Die EU und Spanien dagegen gießen auf den Kanaren ein weiteres Mal Öl ins Feuer einer rassistisch strukturierten Welt, anstatt sich der offensichtlichen globalen sozialen Ungerechtigkeit und dem historische Erbe von Kolonialismus und Imperialismus endlich zu stellen.
Dem entgegen steht die unmittelbare Solidarität, welche die Menschen auf ihrem Weg erfahren. Sie stellt dieser Unmenschlichkeit die Hoffnung auf eine andere Welt entgegen. In diesem Sinne ist es wunderschön zu sehen, wie sich ein weiteres Mal spontane Unterstützungsstrukturen rund um die Lager entwickeln und die Menschen sich gegenseitig helfen.

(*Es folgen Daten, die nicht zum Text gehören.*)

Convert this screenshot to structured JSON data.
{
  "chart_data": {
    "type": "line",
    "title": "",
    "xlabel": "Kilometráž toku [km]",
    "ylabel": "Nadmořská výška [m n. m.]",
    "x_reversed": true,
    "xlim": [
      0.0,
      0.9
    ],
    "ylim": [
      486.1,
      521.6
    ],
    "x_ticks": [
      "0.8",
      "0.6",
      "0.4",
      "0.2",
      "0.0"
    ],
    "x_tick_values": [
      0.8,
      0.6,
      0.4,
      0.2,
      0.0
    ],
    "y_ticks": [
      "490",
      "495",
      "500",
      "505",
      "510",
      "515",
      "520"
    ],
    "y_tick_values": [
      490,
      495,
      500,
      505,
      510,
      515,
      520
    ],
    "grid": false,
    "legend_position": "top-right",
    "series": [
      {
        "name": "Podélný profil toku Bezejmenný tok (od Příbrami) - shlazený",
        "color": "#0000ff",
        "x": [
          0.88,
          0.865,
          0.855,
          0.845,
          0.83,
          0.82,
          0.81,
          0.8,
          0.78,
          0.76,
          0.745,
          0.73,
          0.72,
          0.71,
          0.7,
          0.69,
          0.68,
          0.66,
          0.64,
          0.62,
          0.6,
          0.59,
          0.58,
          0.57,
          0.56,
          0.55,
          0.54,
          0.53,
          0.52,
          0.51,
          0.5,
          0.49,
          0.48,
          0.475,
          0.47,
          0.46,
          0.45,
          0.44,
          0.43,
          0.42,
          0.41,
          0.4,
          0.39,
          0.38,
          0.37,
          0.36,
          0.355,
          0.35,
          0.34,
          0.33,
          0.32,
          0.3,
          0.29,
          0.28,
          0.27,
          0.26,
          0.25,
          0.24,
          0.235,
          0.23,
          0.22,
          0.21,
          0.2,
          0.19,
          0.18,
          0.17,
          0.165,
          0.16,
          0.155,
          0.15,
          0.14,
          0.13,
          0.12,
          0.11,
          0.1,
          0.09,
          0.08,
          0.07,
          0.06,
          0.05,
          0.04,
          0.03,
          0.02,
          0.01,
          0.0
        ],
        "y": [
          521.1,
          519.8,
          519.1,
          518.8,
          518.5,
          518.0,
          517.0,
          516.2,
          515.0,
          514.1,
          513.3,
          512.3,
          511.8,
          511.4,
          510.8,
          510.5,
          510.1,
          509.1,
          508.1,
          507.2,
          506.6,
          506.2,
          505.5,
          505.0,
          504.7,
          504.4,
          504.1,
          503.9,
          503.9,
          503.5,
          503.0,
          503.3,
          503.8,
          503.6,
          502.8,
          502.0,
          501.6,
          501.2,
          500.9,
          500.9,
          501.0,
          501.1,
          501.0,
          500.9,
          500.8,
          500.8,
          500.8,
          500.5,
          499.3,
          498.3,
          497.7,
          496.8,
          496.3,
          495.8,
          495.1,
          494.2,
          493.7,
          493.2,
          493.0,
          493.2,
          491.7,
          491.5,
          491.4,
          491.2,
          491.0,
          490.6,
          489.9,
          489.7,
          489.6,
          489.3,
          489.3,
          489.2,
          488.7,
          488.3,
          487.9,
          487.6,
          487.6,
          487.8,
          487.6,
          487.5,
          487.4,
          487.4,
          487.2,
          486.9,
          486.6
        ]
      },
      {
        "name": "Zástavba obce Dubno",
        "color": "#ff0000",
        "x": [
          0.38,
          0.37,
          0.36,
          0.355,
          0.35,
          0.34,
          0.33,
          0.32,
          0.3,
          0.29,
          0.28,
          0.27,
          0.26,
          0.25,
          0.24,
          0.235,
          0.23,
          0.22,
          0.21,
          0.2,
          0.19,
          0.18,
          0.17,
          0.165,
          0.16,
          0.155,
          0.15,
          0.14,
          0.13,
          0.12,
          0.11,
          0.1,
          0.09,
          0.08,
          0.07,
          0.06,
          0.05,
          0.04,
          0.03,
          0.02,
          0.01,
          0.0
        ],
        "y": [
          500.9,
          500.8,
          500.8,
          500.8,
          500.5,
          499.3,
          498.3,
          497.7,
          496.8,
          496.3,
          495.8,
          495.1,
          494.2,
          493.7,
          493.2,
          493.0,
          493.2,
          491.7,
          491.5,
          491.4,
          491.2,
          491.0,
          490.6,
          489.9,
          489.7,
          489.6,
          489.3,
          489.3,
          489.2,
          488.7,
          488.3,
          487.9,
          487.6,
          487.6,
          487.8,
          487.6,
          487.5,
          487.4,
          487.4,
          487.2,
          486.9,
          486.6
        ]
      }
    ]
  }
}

„Jene, die unter der Gewalt Europas leiden, sind meine Brüder und Schwestern. Daher ist es für mich völlig natürlich, ihnen zu helfen, sie zu beschützen und an ihrer Seite zu kämpfen.“ – Mba, lokaler Aktivist auf Teneriffa
Zu den Autor:innen: Rosa Ackva und Jonas Meurer waren im Winter drei Monate auf den Kanaren, haben die politische Situation rund um die vermehrten Bootsankünfte beobachtet und waren beeindruckt von der Solidaritätsarbeit der politischen Strukturen vor Ort.